California workers who are thinking about filing a discrimination lawsuit against an employer may want to know more about the “after-acquired evidence” defense. As the name implies, after-acquired evidence is information that an employer discovers about an employee after a termination. Companies may claim that this information would have led to an employee’s termination had it been discovered prior to a worker being let go.
The Supreme Court ruled in 1995 that such evidence could be used to limit damages or other relief sought in a workplace discrimination suit. For instance, a company may only be required to provide back pay from the date of the wrongful termination to the day that a worker would have been fired for improper conduct. Without this evidence, it may be possible to seek back pay from the time of termination until a new job was found.
In some cases, this evidence may be enough to score a full victory for the employer.
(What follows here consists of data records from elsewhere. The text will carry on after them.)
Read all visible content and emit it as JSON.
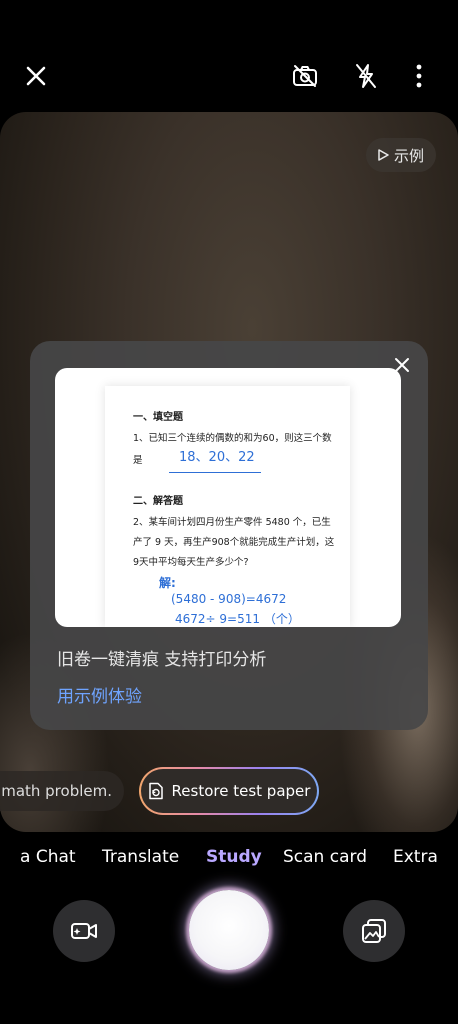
{
  "example_button": {
    "label": "示例"
  },
  "card": {
    "title": "旧卷一键清痕 支持打印分析",
    "link": "用示例体验",
    "preview": {
      "section1": "一、填空题",
      "q1_line1": "1、已知三个连续的偶数的和为60，则这三个数",
      "q1_line2": "是",
      "q1_answer": "18、20、22",
      "section2": "二、解答题",
      "q2_line1": "2、某车间计划四月份生产零件 5480 个，已生",
      "q2_line2": "产了 9 天，再生产908个就能完成生产计划，这",
      "q2_line3": "9天中平均每天生产多少个?",
      "solution_label": "解:",
      "solution_1": "(5480 - 908)=4672",
      "solution_2": "4672÷ 9=511 （个）"
    }
  },
  "chips": {
    "previous": "math problem.",
    "active": "Restore test paper"
  },
  "modes": [
    "a Chat",
    "Translate",
    "Study",
    "Scan card",
    "Extra"
  ],
  "active_mode": "Study",
  "colors": {
    "accent": "#b9a8ff",
    "link": "#6fa4ff",
    "answer_blue": "#2e6fd6"
  }
}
This may be true if it rebuts the merits of the discrimination case brought by a former employee. At a minimum, workers should expect that their employers will examine their work records carefully once they find out about such a lawsuit. This may mean scrutinizing past performance or talking to colleagues to learn more about possible misdeeds.
Those who feel that they were terminated in violation of employment law may wish to speak with an attorney. Doing so may make it easier to gather evidence that may help to establish a claim of harassment or discrimination. It may also make it easier to create defenses to claims an employer may make that the termination was because of poor performance or other legal reasons.